Güneye Yerleşme Yolculuğu
Pandeminin ardından hepimiz gördük ki birçok iş için uzaktan çalışmak ve verimliliği sürdürmek mümkün. İçinden geçtiğimiz üç yıl boyunca birçok kişi evlerinden çalışarak uzaktan çalışmayı fazlasıyla tecrübe etti. Dünyanın hemen hemen her yerinde bir gerçek haline gelen bu durum sonrası, kariyer başarısı ve iş fırsatları için lokasyonun önceliği hiç olmadığı kadar önemsiz bir hale geldi. Bu durum da birçok insan için şehirde yaşama olan bakış açısında değişikliğe yol açtı. Artık iş sebebiyle şehirde olma zorunluluğunun kalmaması, şehirlerin kalabalığının ve pahalılığının çekilebilirliğini de azaltıyor. Birçok kişi için şehir yaşamını terk etmek artık bir hedef haline gelmeye başladı. Özellikle beyaz yaka çalışanlar için haftada bir gün bile ofise gitme ihtiyacının kalmaması, bir zamanların hayalini de yeniden gündeme getirdi.
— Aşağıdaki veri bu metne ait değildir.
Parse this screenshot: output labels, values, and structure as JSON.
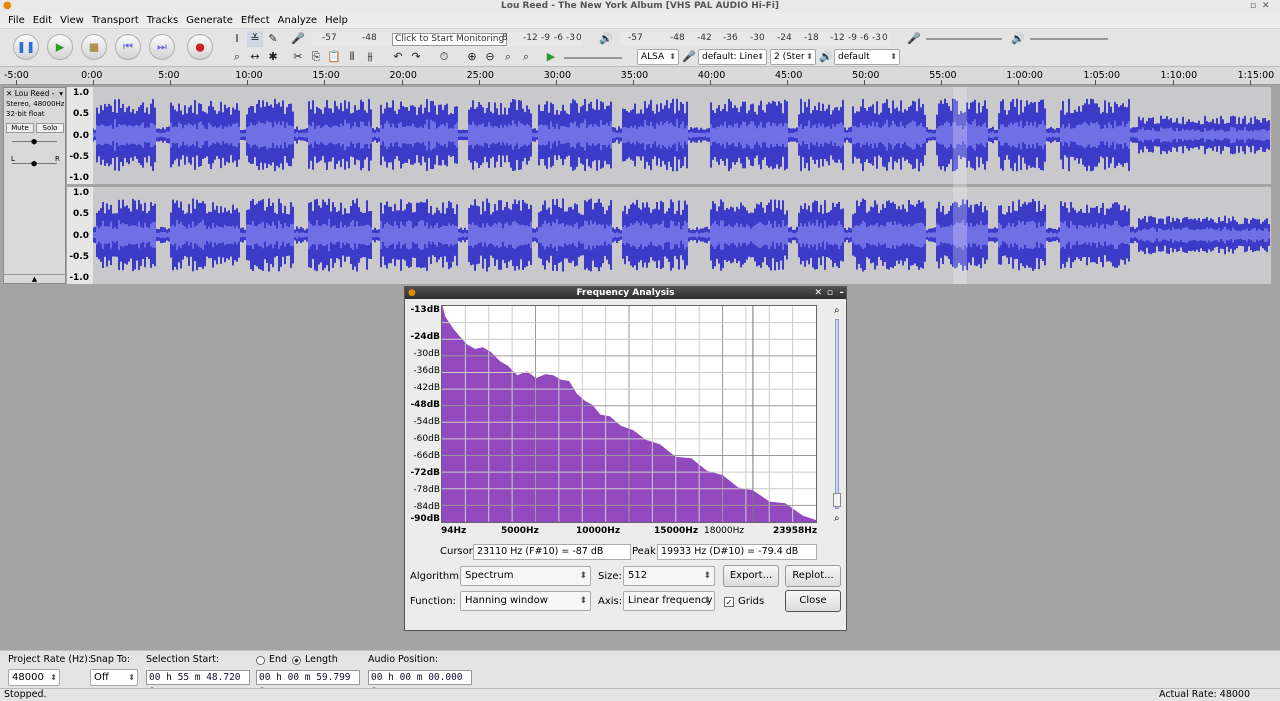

“Güneye yerleşme” kavramı uzun zamandır beyaz yakanın dilinde olan, herkesin hayali haline gelmiş bir plan. Daha önceleri bu hayali gerçekleştirmek için mevcut işini bırakmak ve göç ettiğin yeni şehirde kendine yeni bir iş inşa etmen gerekiyordu. Bu durum da çoğu zaman mümkün olmuyordu. Şehirdeki sistemde çalışmaya alışmış, yetenekleri buralardaki işlerle uygun kişilerin bir kasabada kendisine iş kurması ya da iş bulması çok mümkün olmuyordu. Ancak şimdi işini, yaşadığı konumdan bağımsız olarak yapan bu kişiler için güneye yerleşmek daha gerçekçi bir hayal haline gelmeye başladı. Peki güneye yerleşmek derken ne anlamak gerekiyor? Hayalleri süsleyen bu sahil kasabaları nereler? Her şey hayallerini kurduğumuz kadar güzel mi?
Güneye Yerleşmek
Öncelikle bu hayalin temel unsurlarını anlamak gerek. Öncelikli sebepler arasında şehrin üzerimizde yarattığı hisler ve bizden aldıkları yer alıyor elbette. Şehirlerin kalabalık ve karmaşa halindeki yaşamı gün içerisinde iş yorgunluğunun üzerine bir de cila atıyor tanım yerindeyse. Birçok kişi için kendini dinleyebilecek, kendisine ve sevdiklerine zaman ayırabilecek bir zaman ve alan bulmak mümkün olmuyor. Şehirden kaçış hayalinin de en temel sebeplerinden birisini bu oluşturuyor. Ayrıca birçok büyükşehirde yeşil alan neredeyse kalmadı. Bu durum da nefes alıp biraz huzur bulacak bir alan ihtiyacını oluşturuyor. Özellikle çocuklu aileler için çocuklarının doğa ile temas etmesini sağlamak için şehirden kaçış gündeme geliyor. Çocukların oynayabileceği alanların olmayışı, apartmanların içerisine sıkışarak yetişmek zorunda kalmaları ise cabası. Bir de tabii ki hayat pahalılığı önemli etkenlerden birisi. Mevcut kazançlar ile şehirde yaşanılan hayatın çok daha iyi seviyelere gelmesi beklentisi oldukça etkili. Özellikle inanılmaz seviyelere yükselen kiralar bu konuda ilk sırada yer alıyor. Şehirden kaçmak isteyenler, maaşlarının yarısı ile küçük bir apartman dairesinde yaşamaktansa bahçeli geniş bir evde yaşamak istiyor. Tüm bu sebepler ve daha fazlası ise şehirden kaçma, bir sahil kasabasına yerleşme hayalini ortaya çıkarıyor. Güneye yerleşmek, artık gerçekçi sebepleri olan ve gerçekleşmesi mümkün bir seçenek olarak karşımıza geliyor.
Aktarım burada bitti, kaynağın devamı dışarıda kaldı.